COS 128-1
Spatial patterning of coral reef benthic communities at landscape scales

Friday, August 15, 2014: 8:00 AM
308, Sacramento Convention Center
Clinton Edwards, Center for Marine Biodiversity and Conservation, Scripps Institution of Oceanography, La Jolla, CA
Gareth J. Williams, Center for Marine Biodiversity and Conservation, Scripps Institution of Oceanography, La Jolla, CA
Yoan Eynaud, Center for Marine Biodiversity and Conservation, Scripps Institution of Oceanography, La Jolla, CA
Arthur Gleason, Physics, Rosentiel School of Marine & Atmospheric Science, University of Miami, Coral Gables, FL
Jennifer E. Smith, Center for Marine Biodiversity and Conservation, Scripps Institution of Oceanography, La Jolla, CA
Brian J. Zgliczynski, Center for Marine Biodiversity and Conservation, Scripps Institution of Oceanography, La Jolla, CA
Stuart A. Sandin, Center for Marine Biodiversity and Conservation, Scripps Institution of Oceanography, La Jolla, CA
Background/Question/Methods

Coral reefs are spatially complex ecological habitats, yet our understanding of their non-equilibrium dynamics is largely based upon data collected at relatively small (< 1 m2) spatial scales. This makes extrapolation to larger spatial scales challenging as we lack a highly taxonomically resolved appreciation of landscape-scale patterning in coral reef environments. Recent attempts to apply well-tested spatial hypotheses, such as the Janzen-Connell hypothesis of distance-dependent survivorship, to coral reef communities, while explicitly tested at small spatial scales, have only been theorized at a landscape level. Here we use large-scale (100s m2) photomosaic imagery collected at a remote coral reef atoll to test established hypotheses relating to spatial patterning among benthic species and competitors. Photomosaics, each covering 200 m2of benthic habitat, were collected from forereef habitats during 2012 and 2013 and all individual hard coral colonies were mapped and identified to the species level. Using point-pattern analysis and an array of spatial statistical techniques, we describe the spatial patterning of adult hard corals.

Results/Conclusions

We found strongly organized spatial distributions of coral colonies, but the spatial patterning was distinct for particular taxa. A number of coral taxa (e.g. Pocillopora spp., Stylophora spp.) exhibited patterns of over-dispersion, while several other species showed moderate to strong clustering (e.g. Acropora spp., Fungia spp.). The nature of these spatial patterns appeared to be stable through time. The observed patterns are likely due to differences in reproductive strategies and fragmentation/regrowth resulting from disturbance, suggesting that the spatial structure of a reef may reveal important biological processes.

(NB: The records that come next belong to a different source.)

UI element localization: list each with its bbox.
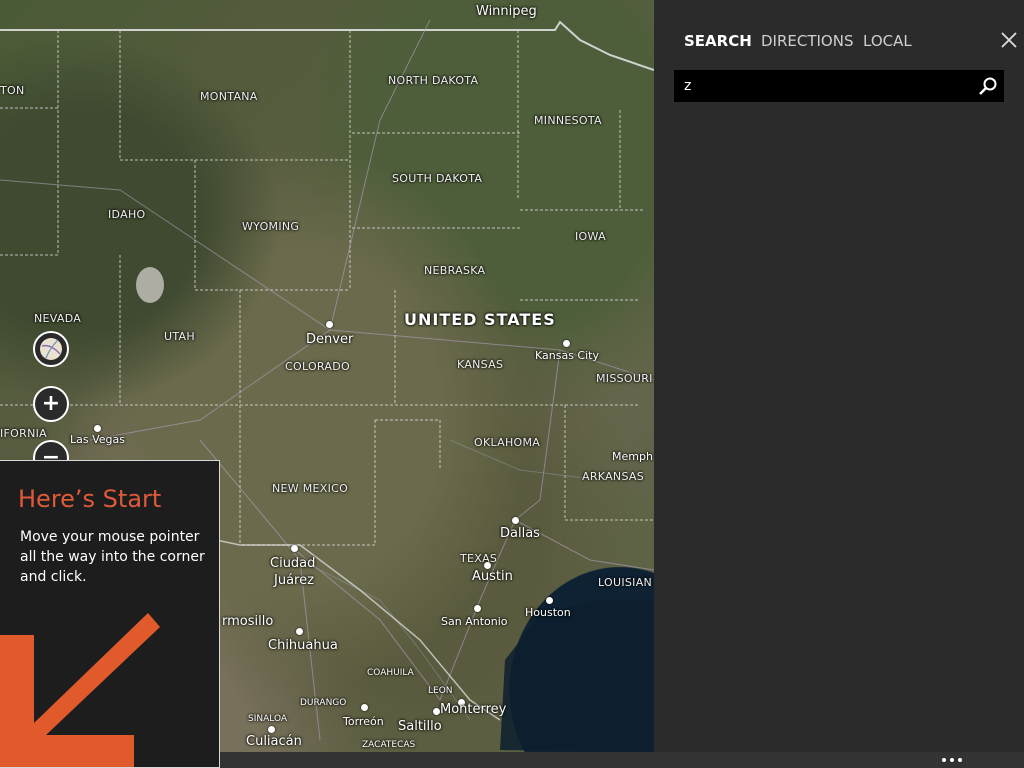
label-coahuila: COAHUILA: [367, 668, 414, 678]
label-ciudad: Ciudad: [270, 556, 316, 571]
label-colorado: COLORADO: [285, 360, 350, 373]
ellipsis-dot: [958, 758, 962, 762]
map-style-button[interactable]: [33, 331, 69, 367]
label-las-vegas: Las Vegas: [70, 433, 125, 446]
label-oklahoma: OKLAHOMA: [474, 436, 541, 449]
city-dot-dallas: [512, 517, 519, 524]
city-dot-saltillo: [433, 708, 440, 715]
label-san-antonio: San Antonio: [441, 615, 508, 628]
label-culiacan: Culiacán: [246, 734, 302, 749]
label-dallas: Dallas: [500, 526, 540, 541]
label-ifornia: IFORNIA: [0, 427, 47, 440]
label-minnesota: MINNESOTA: [534, 114, 602, 127]
city-dot-denver: [326, 321, 333, 328]
city-dot-culiacan: [268, 726, 275, 733]
label-denver: Denver: [306, 332, 354, 347]
label-idaho: IDAHO: [108, 208, 146, 221]
tab-directions[interactable]: DIRECTIONS: [761, 32, 853, 50]
start-tip-body: Move your mouse pointer all the way into…: [20, 529, 205, 585]
label-texas: TEXAS: [460, 552, 498, 565]
app-bar: [220, 752, 1024, 768]
city-dot-austin: [484, 562, 491, 569]
close-icon[interactable]: [999, 30, 1019, 50]
label-houston: Houston: [525, 606, 571, 619]
label-louisian: LOUISIAN: [598, 576, 653, 589]
start-tip-title: Here’s Start: [18, 485, 162, 513]
label-zacatecas: ZACATECAS: [362, 740, 416, 750]
label-austin: Austin: [472, 569, 513, 584]
label-memph: Memph: [612, 450, 653, 463]
label-missouri: MISSOURI: [596, 372, 653, 385]
search-pane: SEARCH DIRECTIONS LOCAL: [654, 0, 1024, 752]
label-kansas: KANSAS: [457, 358, 504, 371]
city-dot-san-antonio: [474, 605, 481, 612]
more-ellipsis-icon[interactable]: [938, 754, 966, 766]
label-iowa: IOWA: [575, 230, 606, 243]
label-nevada: NEVADA: [34, 312, 82, 325]
label-juarez: Juárez: [274, 573, 314, 588]
label-south-dakota: SOUTH DAKOTA: [392, 172, 483, 185]
tab-search[interactable]: SEARCH: [684, 32, 752, 50]
label-winnipeg: Winnipeg: [476, 4, 537, 19]
label-sinaloa: SINALOA: [248, 714, 288, 724]
city-dot-houston: [546, 597, 553, 604]
city-dot-ciudad-juarez: [291, 545, 298, 552]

Taxa that are over-dispersed likely experience distance-related survivorship, a pattern that emerged from demographics at early life-history phases. In contrast, taxa that are spatially clustered (e.g., Fungia) are known to reproduce readily through clonal budding, leading directly to patchy distributions. Photomosaics provide us large-scale information allowing the investigation of spatial and temporal patterns on coral reefs in a mechanistic manner, by quantifying not only overall mean change but also the spatial arrangement of that change and relative species specific contributions. Our widened landscape-scale view of marine benthic communities allows for novel application of well tested terrestrial ecological principles in the marine realm.